Some games - Dark Souls, Getting Over It with Bennett Foddy, the aforementioned roguelikes - wear their high punishment levels and frequent or extended mastery challenges as a badge of honor. Other games - The Sims, Animal Crossing, exploration/storytelling games (so-called “walking simulators”) - do away with failure modes entirely and thus omit mastery challenges completely. That’s great - if you know what to expect from a game, then you can easily self-select into your desired punishment levels and challenge type and avoid the games you’d find unpleasant. The trouble is the huge and poorly-defined space in between.
Most skill-based games don’t clearly advertise their punishment levels or strictly adhere to well-understood standards, making it hard for players to know ahead of time whether a game will actually suit their tastes or leave them disappointed. Worse, many games start with a low punishment level but then crank it up right alongside challenge as part of the difficulty curve. That’s certainly what some players want, but to others that means the game starts well but gradually becomes unplayable.
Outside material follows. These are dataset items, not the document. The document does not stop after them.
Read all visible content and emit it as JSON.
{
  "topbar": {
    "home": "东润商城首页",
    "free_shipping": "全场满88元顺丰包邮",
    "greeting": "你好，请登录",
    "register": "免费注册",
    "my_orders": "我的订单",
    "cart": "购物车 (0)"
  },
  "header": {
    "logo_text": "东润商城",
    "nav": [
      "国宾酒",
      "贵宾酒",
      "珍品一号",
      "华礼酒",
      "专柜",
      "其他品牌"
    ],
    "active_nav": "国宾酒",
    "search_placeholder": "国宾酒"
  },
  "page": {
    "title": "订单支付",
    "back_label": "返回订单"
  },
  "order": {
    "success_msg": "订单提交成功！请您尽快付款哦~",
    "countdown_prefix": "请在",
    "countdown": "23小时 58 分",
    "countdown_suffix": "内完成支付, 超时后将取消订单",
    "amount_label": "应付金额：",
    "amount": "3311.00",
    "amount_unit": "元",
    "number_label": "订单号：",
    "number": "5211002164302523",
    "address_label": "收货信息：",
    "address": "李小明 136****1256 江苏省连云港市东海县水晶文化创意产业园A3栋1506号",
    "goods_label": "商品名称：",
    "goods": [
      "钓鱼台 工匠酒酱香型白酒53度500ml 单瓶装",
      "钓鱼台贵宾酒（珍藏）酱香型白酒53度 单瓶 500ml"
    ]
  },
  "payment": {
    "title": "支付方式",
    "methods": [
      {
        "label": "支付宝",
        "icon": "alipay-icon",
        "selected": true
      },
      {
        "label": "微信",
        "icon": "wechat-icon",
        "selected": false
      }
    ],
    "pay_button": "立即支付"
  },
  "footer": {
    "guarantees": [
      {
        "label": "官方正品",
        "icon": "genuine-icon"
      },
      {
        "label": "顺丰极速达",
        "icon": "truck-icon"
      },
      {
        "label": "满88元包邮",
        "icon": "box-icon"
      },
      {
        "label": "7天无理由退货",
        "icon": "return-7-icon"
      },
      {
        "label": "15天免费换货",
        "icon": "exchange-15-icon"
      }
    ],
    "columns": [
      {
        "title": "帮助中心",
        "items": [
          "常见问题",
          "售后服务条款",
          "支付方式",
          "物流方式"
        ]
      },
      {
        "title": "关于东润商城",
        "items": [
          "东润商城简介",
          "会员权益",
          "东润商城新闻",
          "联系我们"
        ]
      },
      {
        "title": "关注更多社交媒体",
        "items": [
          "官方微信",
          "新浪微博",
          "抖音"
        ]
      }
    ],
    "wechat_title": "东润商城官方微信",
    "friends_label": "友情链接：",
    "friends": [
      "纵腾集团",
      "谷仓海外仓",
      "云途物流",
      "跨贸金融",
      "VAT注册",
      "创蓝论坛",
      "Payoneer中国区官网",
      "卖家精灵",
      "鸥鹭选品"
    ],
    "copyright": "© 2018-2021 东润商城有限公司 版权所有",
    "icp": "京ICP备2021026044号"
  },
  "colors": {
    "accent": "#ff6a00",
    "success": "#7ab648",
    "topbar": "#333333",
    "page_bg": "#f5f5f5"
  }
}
Super Meat Boy punishes mistakes with an instant restart, which is very low punishment for the early, short, and easy stages but becomes brutally high punishment for later, longer, and fiendishly difficult stages. While I loved the challenge level in that game, the punishment grew too frustrating and disruptive when I was trying to learn to beat the later stages and I abandoned the game. Had I been able to keep punishment low, such as by adding checkpoints to later stages, I’m confident I would have finished it.
It would be easy for someone who prefers mastery challenges to misinterpret my behavior as meaning I simply found the game too hard, and unless I understood where that person was coming from it would be very difficult for us to have a productive conversation on the matter. But the truth is that due to the increasing scope of its punishment, Super Meat Boy was presenting me with mastery challenges when I was still trying to learn.
Punishment levels aren’t normally chosen from an explicit menu. But Hardcode modes and other forms of optional checkpoints as well as things like speedruns and boss rush modes all provide ways to turn a game’s learning challenges into mastery challenges. The key is that they are under the player’s control. Most players would prefer to start with learning challenges, after which some will be done but some would like to proceed to mastery challenges. There’s no reason we can’t give all of these players what they’re looking for.
So. I no longer argue as I did in 2009 that we should have varying optional levels of challenge but only minimal punishment. Now I argue we should have separately varying optional levels of both challenge and punishment. Hard mode and Hardcore mode should both be a choice. Tying a game to a specific, uniform level of punishment would be like ‘Splosion Man requiring everyone to always play on Hardcore or omitting the mode completely. The number of people who could enjoy the game and how much fun they could get out of it would both be lower.
To increase audience size and replayability, let the player choose between learning and mastery challenges by choosing their own punishment level.